Quien va del metro al autobús no se molesta en quitársela. El tiempo de Madrid de hoy acompaña y no sobra el cubrebocas que, en invierno, siempre es más cómodo de llevar. Juan Carlos espera un autobús y no espera a que llegue y subirse para ponérsela como dice la actualización de la Ley que explica cuándo y dónde hay que llevar puesta la mascarilla. “La llevo porque hay que coger autobuses”, explica. Pero además, le parece pronto quitársela. “No me fío, de momento, nunca se sabe cómo va a terminar la cosa”.
Dos años después de la pandemia de Covid, con docenas de cambios de normativas y casuísticas infinitas, una explicación tan indeterminada como la de Juan Carlos es tan válida como las del Ministerio de Sanidad. Ahora todos llevamos un Fernando Simón con nosotros que nos va diciendo lo que hay que hacer, o no, en cada momento.
“Se supone que ya no hay que llevarla y es una molestia trabajar con la mascarilla puesta. He aguantado dos años seguidos así”, asegura Franco, que atiende la barra de un bar en Bravo Murillo. No tiene miedo a estar con el rostro al descubierto. “Hay que normalizarlo, el Covid no va a desaparecer, es algo con lo que hay que convivir, creo que se tiene que ver como algo normal, no hay que tener miedo porque si no vamos a tener miedo toda la vida”, afirma.
María atiende una tienda de dulces en esta calle del popular barrio de Tetuán. Se pone la mascarilla cuando entramos. Prefiere ir despacio, “hoy es el primer día y de momento no me la voy a quitar”, asegura. “Quiero ir viendo un poco la respuesta de la gente”, añade, se justifica porque trabaja de cara al público. La velocidad no gusta en los cambios. “¿Ayer había virus y hoy no?”, se pregunta.
En una pequeña galería de alimentación en Valdeacederas donde tampoco es obligatorio llevar mascarilla, la mayoría de los comerciantes la lleva puesta. El carnicero se la pone cuando le preguntamos, “normalmente, si estoy solo, me la quito. Pero yo no estoy todavía tranquilo, esto no está terminado del todo”. Una clienta está “tan contenta sin mascarilla”, pero reconoce que se le ha olvidado en casa. Cuando terminamos de hablar, el frutero del puesto en el que estaba le dice en confidencia. “Entre usted y yo, tampoco es que usted fuera muy aficionada a la mascarilla”.

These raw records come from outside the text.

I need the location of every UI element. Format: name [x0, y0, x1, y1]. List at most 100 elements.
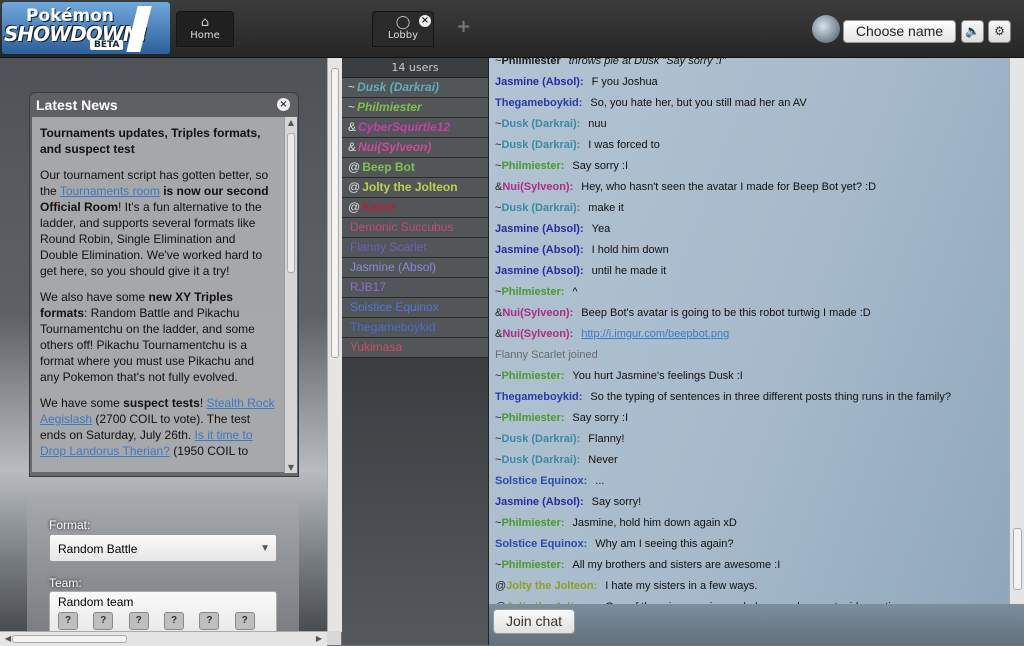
team-select[interactable]: Random team ? ? ? ? ? ?: [49, 591, 277, 632]
left-panel-hscroll-thumb[interactable]: [12, 635, 127, 643]
chat-username[interactable]: Jasmine (Absol):: [495, 265, 584, 277]
gear-icon[interactable]: ⚙: [988, 20, 1011, 43]
pokemon-showdown-logo[interactable]: Pokémon SHOWDOWN! BETA: [2, 2, 170, 54]
close-icon[interactable]: ×: [277, 98, 290, 111]
chat-rank-symbol: @: [495, 580, 507, 592]
news-scrollbar[interactable]: ▲ ▼: [284, 117, 297, 473]
chat-message: @Jolty the Jolteon:One of them is annoyi…: [489, 597, 1009, 604]
chat-text: F you Joshua: [591, 76, 658, 88]
user-list-item[interactable]: @ Katee: [342, 198, 488, 218]
user-name: Solstice Equinox: [350, 300, 439, 314]
choose-name-button[interactable]: Choose name: [843, 20, 956, 43]
news-scroll-thumb[interactable]: [287, 133, 295, 273]
chat-text: I hold him down: [591, 244, 669, 256]
user-name: Demonic Succubus: [350, 220, 454, 234]
chat-text: All my brothers and sisters are awesome …: [572, 559, 781, 571]
team-label: Team:: [49, 576, 82, 590]
chat-scrollbar[interactable]: [1009, 58, 1024, 604]
user-list-item[interactable]: Solstice Equinox: [342, 298, 488, 318]
user-rank-symbol: @: [348, 180, 361, 194]
chat-text: nuu: [588, 118, 607, 130]
scroll-up-icon[interactable]: ▲: [285, 118, 297, 127]
news-text: (1950 COIL to: [169, 444, 249, 458]
chat-messages: ~Philmiester throws pie at Dusk "Say sorr…: [489, 58, 1009, 604]
add-tab-button[interactable]: +: [456, 16, 471, 37]
battle-form: Format: Random Battle ▼ Team: Random tea…: [27, 496, 299, 632]
tab-lobby-label: Lobby: [387, 30, 419, 41]
chat-username[interactable]: Nui(Sylveon):: [502, 328, 573, 340]
tab-lobby[interactable]: ◯ Lobby ×: [372, 11, 434, 47]
chat-message: ~Philmiester: You hurt Jasmine's feelings…: [489, 366, 1009, 387]
user-list-item[interactable]: RJB17: [342, 278, 488, 298]
unknown-pokemon-icon: ?: [58, 612, 78, 630]
chat-username[interactable]: Jasmine (Absol):: [495, 76, 584, 88]
unknown-pokemon-icon: ?: [164, 612, 185, 630]
left-panel-scroll-thumb[interactable]: [331, 68, 339, 358]
user-name: Dusk (Darkrai): [357, 80, 440, 94]
chat-username[interactable]: Philmiester:: [501, 370, 564, 382]
tab-home[interactable]: ⌂ Home: [176, 11, 234, 47]
chat-username[interactable]: Philmiester: [501, 58, 560, 67]
chat-username[interactable]: Dusk (Darkrai):: [501, 454, 580, 466]
speaker-icon[interactable]: 🔈: [961, 20, 984, 43]
chat-link[interactable]: http://i.imgur.com/beepbot.png: [581, 328, 729, 340]
user-list-item[interactable]: & CyberSquirtle12: [342, 118, 488, 138]
chat-username[interactable]: Dusk (Darkrai):: [501, 139, 580, 151]
chat-log: ~Philmiester throws pie at Dusk "Say sorr…: [489, 58, 1009, 604]
chat-message: &Nui(Sylveon): Beep Bot's avatar is going…: [489, 303, 1009, 324]
left-panel-horizontal-scrollbar[interactable]: ◀ ▶: [0, 631, 327, 646]
user-name: CyberSquirtle12: [358, 120, 451, 134]
chat-username[interactable]: Thegameboykid:: [495, 391, 582, 403]
tournaments-room-link[interactable]: Tournaments room: [60, 184, 160, 198]
chat-username[interactable]: Jasmine (Absol):: [495, 244, 584, 256]
main-menu-panel: Latest News × Tournaments updates, Tripl…: [0, 58, 327, 632]
user-list-item[interactable]: & Nui(Sylveon): [342, 138, 488, 158]
chat-username[interactable]: Jasmine (Absol):: [495, 223, 584, 235]
chat-username[interactable]: Philmiester:: [501, 160, 564, 172]
scroll-down-icon[interactable]: ▼: [285, 463, 297, 472]
chat-username[interactable]: Philmiester:: [501, 412, 564, 424]
user-count: 14 users: [342, 58, 488, 78]
chat-username[interactable]: Nui(Sylveon):: [502, 181, 573, 193]
scroll-right-icon[interactable]: ▶: [313, 634, 325, 643]
format-select[interactable]: Random Battle ▼: [49, 534, 277, 562]
user-list-item[interactable]: ~ Philmiester: [342, 98, 488, 118]
user-list-item[interactable]: @ Beep Bot: [342, 158, 488, 178]
left-panel-vertical-scrollbar[interactable]: [327, 58, 342, 632]
chat-notice-text: Flanny Scarlet joined: [495, 349, 598, 361]
chat-username[interactable]: Solstice Equinox:: [495, 538, 587, 550]
user-list-item[interactable]: @ Jolty the Jolteon: [342, 178, 488, 198]
chat-username[interactable]: Jasmine (Absol):: [495, 496, 584, 508]
close-icon[interactable]: ×: [419, 15, 431, 27]
chat-username[interactable]: Philmiester:: [501, 517, 564, 529]
user-list-item[interactable]: Demonic Succubus: [342, 218, 488, 238]
user-list-item[interactable]: ~ Dusk (Darkrai): [342, 78, 488, 98]
chat-username[interactable]: Thegameboykid:: [495, 97, 582, 109]
chat-scroll-thumb[interactable]: [1013, 528, 1022, 590]
user-list-item[interactable]: Flanny Scarlet: [342, 238, 488, 258]
latest-news-box: Latest News × Tournaments updates, Tripl…: [29, 92, 299, 477]
chat-text: ^: [572, 286, 578, 298]
user-rank-symbol: ~: [348, 80, 356, 94]
chat-username[interactable]: Nui(Sylveon):: [502, 307, 573, 319]
chat-text: Say sorry :I: [572, 412, 629, 424]
user-rank-symbol: &: [348, 120, 357, 134]
chat-text: So the typing of sentences in three diff…: [590, 391, 951, 403]
user-list-item[interactable]: Yukimasa: [342, 338, 488, 358]
chat-username[interactable]: Philmiester:: [501, 559, 564, 571]
user-list-item[interactable]: Thegameboykid: [342, 318, 488, 338]
chat-text: Jasmine, hold him down again xD: [572, 517, 737, 529]
chat-message: ~Philmiester: All my brothers and sisters…: [489, 555, 1009, 576]
user-list-item[interactable]: Jasmine (Absol): [342, 258, 488, 278]
user-name: Beep Bot: [362, 160, 415, 174]
chat-text: Never: [588, 454, 618, 466]
chat-text: I hate my sisters in a few ways.: [605, 580, 758, 592]
chat-username[interactable]: Dusk (Darkrai):: [501, 202, 580, 214]
chat-username[interactable]: Dusk (Darkrai):: [501, 118, 580, 130]
news-paragraph-1: Our tournament script has gotten better,…: [40, 167, 276, 279]
chat-username[interactable]: Dusk (Darkrai):: [501, 433, 580, 445]
chat-username[interactable]: Philmiester:: [501, 286, 564, 298]
chat-username[interactable]: Solstice Equinox:: [495, 475, 587, 487]
join-chat-button[interactable]: Join chat: [493, 609, 575, 634]
chat-username[interactable]: Jolty the Jolteon:: [506, 580, 597, 592]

La Junta de Distrito de Tetuán de Madrid tiene a los ciudadanos esperando bajo la lluvia, tienen cita previa, pero la seca sala de espera, con gran separación entre las sillas, está vacía. Las normas Covid se mantienen estrictas, la mascarilla “se recomienda”, dice un cartel con fecha de hoy que no puede contravenir la norma. Pero en su interior el Covid organiza el espacio, gel hidroalcohólico al entrar, circuito de entrada y de salida y mamparas que separan a los funcionarios de los ciudadanos. Medidas poco efectivas contra un virus de transmisión aérea, pero ahí siguen, junto a otras medidas absurdas.
La confusión de las nuevas directrices reactiva a los policías de la pandemia. Estos vigilantes de la norma, que tienen conexión directa con el BOE, siguen implacables, como siempre. Uno de ellos, un señor mayor, se acerca a la única chica del andén que está sin mascarilla puesta. “No llevas mascarilla”, le increpa. “No, me la pondré al subir al metro, como dice el Gobierno”, contesta ella. “Muy bien”, le da su visto bueno y continúa su ronda.
Dos años después, las normas cambian, pero seguimos siendo los mismos: ni mejores ni peores, sin y con mascarillas. La vida sigue y el Covid, también.